Saturday was probably the worst loss of the Richt era, which I suppose is a positive. And we have the same SEC record as Florida, even if our losses are to all the wrong teams (SEC Eastern ones) and Florida hasn't looked like a bunch of girls wearing skirts.
I remember after one terrible loss of the Donnan era I heard Charles Grant on the post-game radio show.
"Come together like a family," he said.
That's really all you can do. And trust Coach Richt to right this ship. Forget the SEC. We were never good enough to win that this year anyway. Focus on beating Vanderbilt.
And, if that doesn't work, maybe we can hire Tim Tebow to run the program.
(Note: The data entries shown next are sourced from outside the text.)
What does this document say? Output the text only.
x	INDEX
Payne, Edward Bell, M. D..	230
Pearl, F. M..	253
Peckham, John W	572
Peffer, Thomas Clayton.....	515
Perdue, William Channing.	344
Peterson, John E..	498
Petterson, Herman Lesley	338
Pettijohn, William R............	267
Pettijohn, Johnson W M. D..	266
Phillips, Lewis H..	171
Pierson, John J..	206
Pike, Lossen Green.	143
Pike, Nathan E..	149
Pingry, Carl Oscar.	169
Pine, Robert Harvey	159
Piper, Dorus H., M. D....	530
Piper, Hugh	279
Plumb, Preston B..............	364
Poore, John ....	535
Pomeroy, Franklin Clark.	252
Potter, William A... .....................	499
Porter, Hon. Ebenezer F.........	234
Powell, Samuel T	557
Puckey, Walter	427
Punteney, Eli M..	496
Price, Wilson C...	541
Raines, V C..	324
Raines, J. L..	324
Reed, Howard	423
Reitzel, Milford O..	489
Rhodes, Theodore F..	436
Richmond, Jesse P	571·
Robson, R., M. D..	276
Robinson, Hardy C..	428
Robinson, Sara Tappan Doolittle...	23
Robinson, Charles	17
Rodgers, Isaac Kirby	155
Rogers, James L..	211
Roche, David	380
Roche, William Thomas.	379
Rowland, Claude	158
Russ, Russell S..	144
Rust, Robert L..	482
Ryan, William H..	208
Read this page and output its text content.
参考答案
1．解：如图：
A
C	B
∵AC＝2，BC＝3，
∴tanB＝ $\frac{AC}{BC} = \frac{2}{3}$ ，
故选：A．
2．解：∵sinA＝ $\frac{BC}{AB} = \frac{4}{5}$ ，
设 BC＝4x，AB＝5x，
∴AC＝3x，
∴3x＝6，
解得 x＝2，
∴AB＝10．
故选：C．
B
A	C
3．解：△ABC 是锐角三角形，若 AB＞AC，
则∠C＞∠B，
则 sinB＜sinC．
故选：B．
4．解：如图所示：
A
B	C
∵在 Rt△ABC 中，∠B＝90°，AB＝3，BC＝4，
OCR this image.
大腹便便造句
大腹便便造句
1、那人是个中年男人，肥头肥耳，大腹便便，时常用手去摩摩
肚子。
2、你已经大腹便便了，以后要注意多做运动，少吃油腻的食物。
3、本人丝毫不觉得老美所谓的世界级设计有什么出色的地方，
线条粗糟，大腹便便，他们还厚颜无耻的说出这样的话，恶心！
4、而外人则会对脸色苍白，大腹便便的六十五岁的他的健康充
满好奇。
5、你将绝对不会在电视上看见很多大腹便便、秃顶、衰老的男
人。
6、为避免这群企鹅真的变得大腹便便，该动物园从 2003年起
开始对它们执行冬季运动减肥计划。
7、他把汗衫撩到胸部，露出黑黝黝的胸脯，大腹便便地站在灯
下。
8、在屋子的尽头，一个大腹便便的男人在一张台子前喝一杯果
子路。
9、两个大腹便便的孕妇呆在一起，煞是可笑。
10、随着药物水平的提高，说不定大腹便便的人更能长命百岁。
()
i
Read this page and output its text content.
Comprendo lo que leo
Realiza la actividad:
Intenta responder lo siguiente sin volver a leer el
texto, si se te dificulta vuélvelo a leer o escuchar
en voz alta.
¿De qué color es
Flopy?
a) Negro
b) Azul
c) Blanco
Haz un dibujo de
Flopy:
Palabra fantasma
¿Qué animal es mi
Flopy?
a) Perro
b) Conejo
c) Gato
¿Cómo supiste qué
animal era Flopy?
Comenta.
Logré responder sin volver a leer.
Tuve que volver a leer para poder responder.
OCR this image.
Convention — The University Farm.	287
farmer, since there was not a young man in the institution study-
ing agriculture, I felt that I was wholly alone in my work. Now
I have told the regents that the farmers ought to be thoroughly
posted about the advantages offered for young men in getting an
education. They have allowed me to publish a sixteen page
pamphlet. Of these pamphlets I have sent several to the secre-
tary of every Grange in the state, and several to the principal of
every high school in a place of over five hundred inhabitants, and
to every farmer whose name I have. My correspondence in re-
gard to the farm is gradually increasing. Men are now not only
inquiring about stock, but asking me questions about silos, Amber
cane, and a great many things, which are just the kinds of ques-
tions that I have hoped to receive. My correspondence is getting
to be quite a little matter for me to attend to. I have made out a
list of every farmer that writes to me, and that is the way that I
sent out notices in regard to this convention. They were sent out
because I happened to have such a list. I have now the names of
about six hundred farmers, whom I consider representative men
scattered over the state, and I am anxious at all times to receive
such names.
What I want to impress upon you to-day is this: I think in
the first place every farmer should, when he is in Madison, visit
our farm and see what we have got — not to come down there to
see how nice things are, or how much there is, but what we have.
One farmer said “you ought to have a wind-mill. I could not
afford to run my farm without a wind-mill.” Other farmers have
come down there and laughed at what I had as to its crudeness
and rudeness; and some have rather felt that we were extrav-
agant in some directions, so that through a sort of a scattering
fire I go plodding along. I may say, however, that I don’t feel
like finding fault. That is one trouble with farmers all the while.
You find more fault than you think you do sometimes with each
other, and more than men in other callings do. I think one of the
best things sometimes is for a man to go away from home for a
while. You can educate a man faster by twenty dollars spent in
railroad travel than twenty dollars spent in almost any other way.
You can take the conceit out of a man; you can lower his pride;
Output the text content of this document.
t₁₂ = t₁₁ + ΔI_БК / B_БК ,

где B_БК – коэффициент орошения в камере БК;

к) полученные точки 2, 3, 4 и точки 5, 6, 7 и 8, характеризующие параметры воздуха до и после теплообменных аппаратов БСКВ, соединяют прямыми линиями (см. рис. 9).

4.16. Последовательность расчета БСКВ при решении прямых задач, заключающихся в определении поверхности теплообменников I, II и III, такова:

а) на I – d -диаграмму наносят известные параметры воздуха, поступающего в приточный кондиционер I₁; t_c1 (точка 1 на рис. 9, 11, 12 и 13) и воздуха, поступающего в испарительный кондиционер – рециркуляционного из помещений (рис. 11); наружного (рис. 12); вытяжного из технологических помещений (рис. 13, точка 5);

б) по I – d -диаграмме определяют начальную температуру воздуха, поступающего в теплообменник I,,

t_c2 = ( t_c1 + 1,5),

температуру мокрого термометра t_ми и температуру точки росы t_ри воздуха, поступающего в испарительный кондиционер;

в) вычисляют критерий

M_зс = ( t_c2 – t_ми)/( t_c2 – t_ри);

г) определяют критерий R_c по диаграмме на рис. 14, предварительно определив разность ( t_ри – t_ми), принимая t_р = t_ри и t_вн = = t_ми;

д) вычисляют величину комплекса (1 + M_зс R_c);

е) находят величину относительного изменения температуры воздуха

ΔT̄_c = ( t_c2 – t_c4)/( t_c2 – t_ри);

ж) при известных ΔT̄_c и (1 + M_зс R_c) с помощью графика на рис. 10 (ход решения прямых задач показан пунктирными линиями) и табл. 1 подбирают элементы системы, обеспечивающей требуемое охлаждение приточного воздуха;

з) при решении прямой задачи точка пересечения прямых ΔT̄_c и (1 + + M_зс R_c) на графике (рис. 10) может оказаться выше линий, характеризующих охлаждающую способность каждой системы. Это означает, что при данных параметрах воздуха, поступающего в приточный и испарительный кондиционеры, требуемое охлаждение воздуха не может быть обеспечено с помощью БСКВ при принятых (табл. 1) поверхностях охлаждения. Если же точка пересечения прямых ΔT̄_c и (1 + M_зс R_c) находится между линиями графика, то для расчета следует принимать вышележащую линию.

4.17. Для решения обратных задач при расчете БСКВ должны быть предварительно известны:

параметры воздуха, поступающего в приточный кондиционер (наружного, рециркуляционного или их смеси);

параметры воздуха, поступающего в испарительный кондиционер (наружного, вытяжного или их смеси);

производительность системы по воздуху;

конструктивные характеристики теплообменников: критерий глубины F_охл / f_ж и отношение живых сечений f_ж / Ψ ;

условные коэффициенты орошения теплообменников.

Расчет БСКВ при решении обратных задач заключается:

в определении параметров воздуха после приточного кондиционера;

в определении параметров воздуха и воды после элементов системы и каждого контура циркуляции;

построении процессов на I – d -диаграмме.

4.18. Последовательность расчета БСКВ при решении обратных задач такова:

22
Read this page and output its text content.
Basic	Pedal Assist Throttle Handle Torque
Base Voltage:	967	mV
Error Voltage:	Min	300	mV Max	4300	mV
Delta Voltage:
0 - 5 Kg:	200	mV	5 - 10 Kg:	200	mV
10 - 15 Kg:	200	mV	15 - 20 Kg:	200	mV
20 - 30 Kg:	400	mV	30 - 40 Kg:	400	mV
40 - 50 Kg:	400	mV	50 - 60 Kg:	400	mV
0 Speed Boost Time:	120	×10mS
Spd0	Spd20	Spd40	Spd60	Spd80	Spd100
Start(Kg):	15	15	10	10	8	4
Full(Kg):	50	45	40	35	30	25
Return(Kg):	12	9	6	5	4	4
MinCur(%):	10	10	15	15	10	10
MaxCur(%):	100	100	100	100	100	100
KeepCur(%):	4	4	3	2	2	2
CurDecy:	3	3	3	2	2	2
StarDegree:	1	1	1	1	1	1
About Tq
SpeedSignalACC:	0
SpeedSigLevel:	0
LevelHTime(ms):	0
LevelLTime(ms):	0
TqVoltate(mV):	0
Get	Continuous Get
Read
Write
I've got his cel number.
Finally, there is some comfort here:
Let us suppose that 2007 turns out to be as frustrating for Georgia fans as 2006. (We should remember that our definition of "disaster" has been upgraded considerably during the Mark Richt era; a 5-5-1 record in 1969 and a 5-5 record in 1970 generated much frustration in Bulldog Nation, which since has come to view a 9-4 campaign in 2006 followed by a 4-2 start in 2007 as cause for wailing and gnashing of teeth.)
If so, we may take some comfort in the knowledge that, in Coach Dooley's eighth season in 1971, the 'Dawgs rebounded to go 11-1. Georgia could do so again in Coach Richt's eighth season in 2008.
2 comments:
Your friend Joe would know the bars in Knoxville, wouldn't he?
What's the over and under on losses? If it's 4, I'll take the over. The Bulldogs look like Dogs this year.
They looked like drunken puppies Saturday.